HeyBarbie wrote:
unicornilove wrote:
Hi! Would anyone be able to help with this tough question from gmac mock 5?
Let X be the number of employees that joined all two committees. Let Y be the number of employees that joined three committees.
Recall the formula for number of unique elements:
(Total # in A) + (Total # in B) + (Total # in C) - (# in groups of exactly 2) - 2*(# in groups of exactly 3) + (# in neither)
Applying this formula,
40+40+40-X-2(Y)+0=110
To solve for min and max,
(1) Assume X=0, 120-0-2(Y)=110
Y=5
(2) Assume Y=0, 120-X-2(0)=110
X=10
Therefore, Min is 5, Max is 10
Posted from my mobile deviceThis is a great solution
I had gone by the options (if not approaching the unique elements) and this is how I solved it.

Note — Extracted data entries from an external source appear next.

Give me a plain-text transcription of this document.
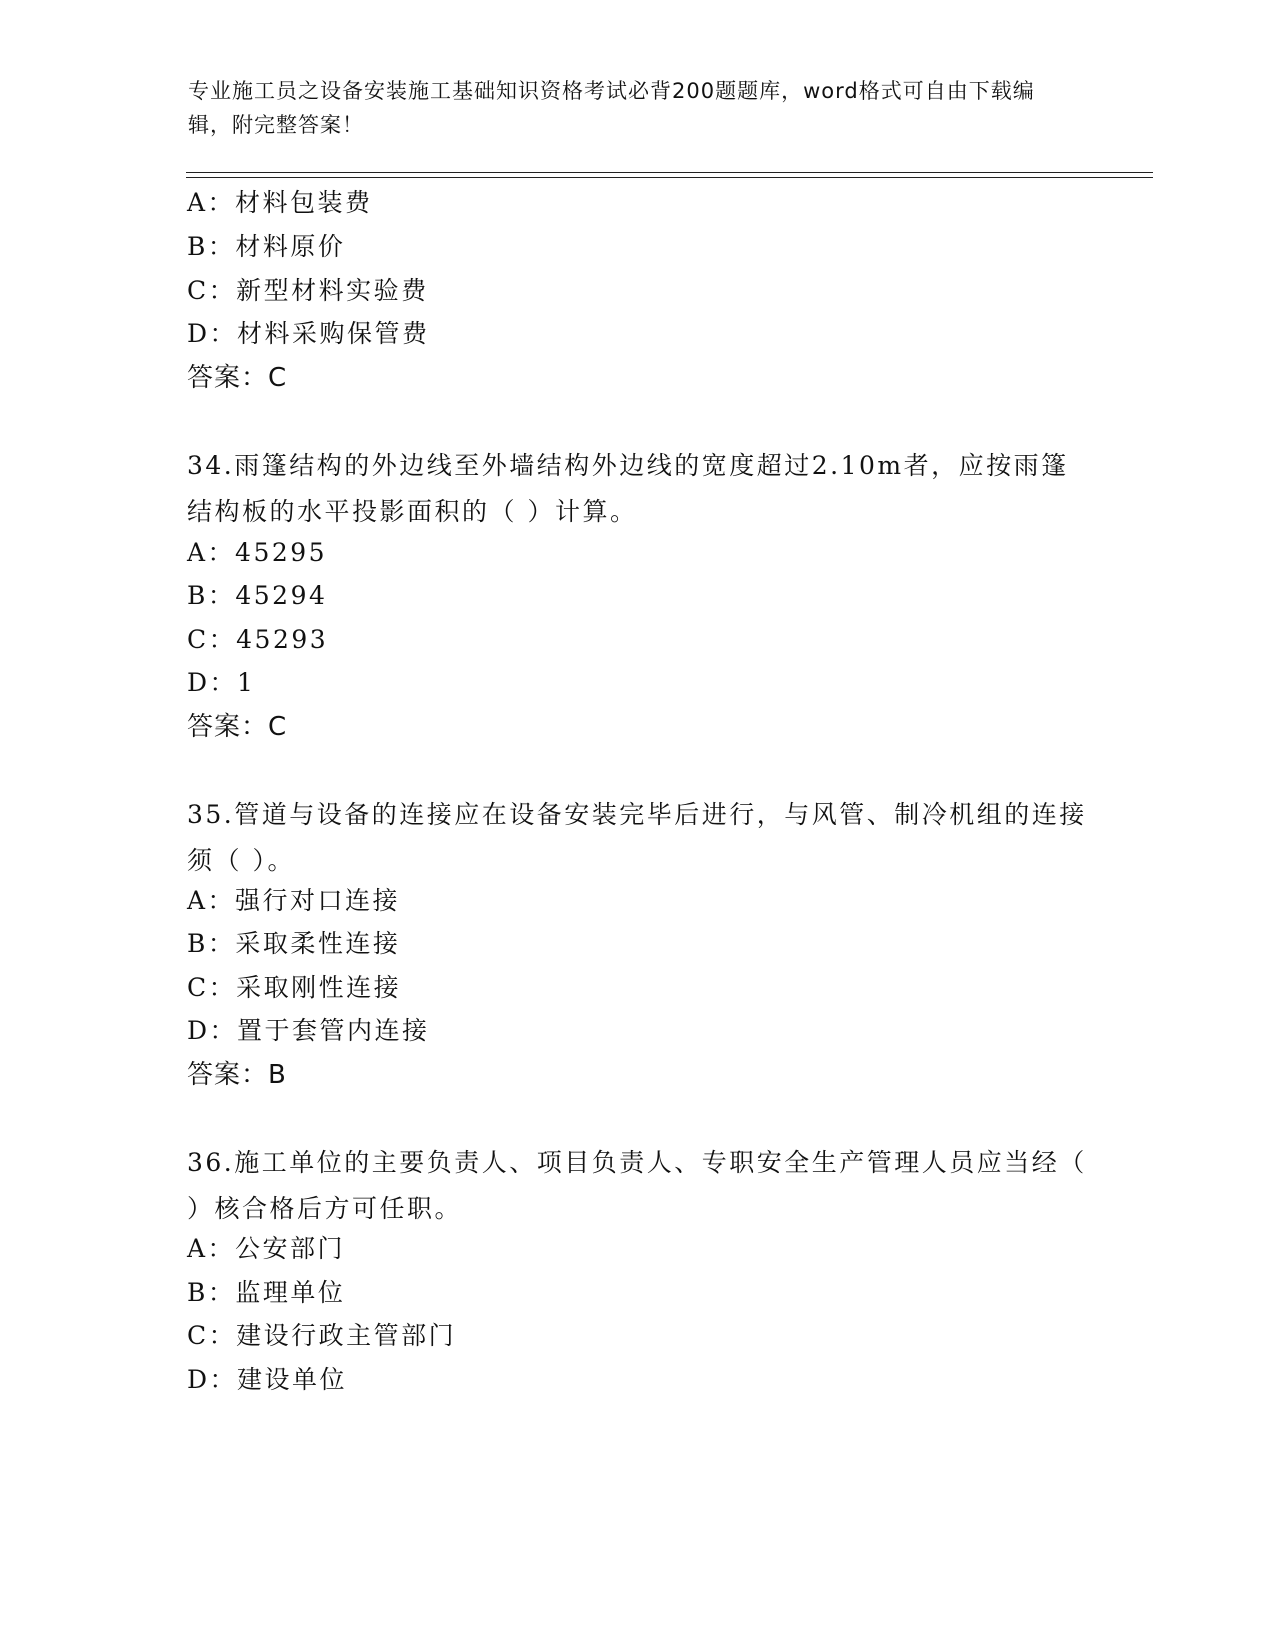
专业施工员之设备安装施工基础知识资格考试必背200题题库，word格式可自由下载编辑，附完整答案！
A：材料包装费
B：材料原价
C：新型材料实验费
D：材料采购保管费
答案：C
34.雨篷结构的外边线至外墙结构外边线的宽度超过2.10m者，应按雨篷结构板的水平投影面积的（ ）计算。
A：45295
B：45294
C：45293
D：1
答案：C
35.管道与设备的连接应在设备安装完毕后进行，与风管、制冷机组的连接须（ ）。
A：强行对口连接
B：采取柔性连接
C：采取刚性连接
D：置于套管内连接
答案：B
36.施工单位的主要负责人、项目负责人、专职安全生产管理人员应当经（ ）核合格后方可任职。
A：公安部门
B：监理单位
C：建设行政主管部门
D：建设单位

Firstly, we have to understand that members can be common either in all 3 groups or in 2 groups.
If they are common in all 3 groups, then naturally the number of members overall will be less. Let's check the options.
If the number of common members is 3, then 3+((40-3)*3)=114.
Wrong.
If the number of common members is 5, then 5+((40-5)*3)=110.
Correct.
You can similarly calculate for other options, none will fit.
Let's now find the greatest number of overall members. Here, common members will be present in 2 groups.
If the number of common members is 3, then 3+((40-3)*2)+40=117.
Wrong.
If the number of common members is 5, then 5+((40-5)*2)+40=115.
Wrong.
If the number of common members is 10, then 10+((40-10)*2)+40=110.
Correct.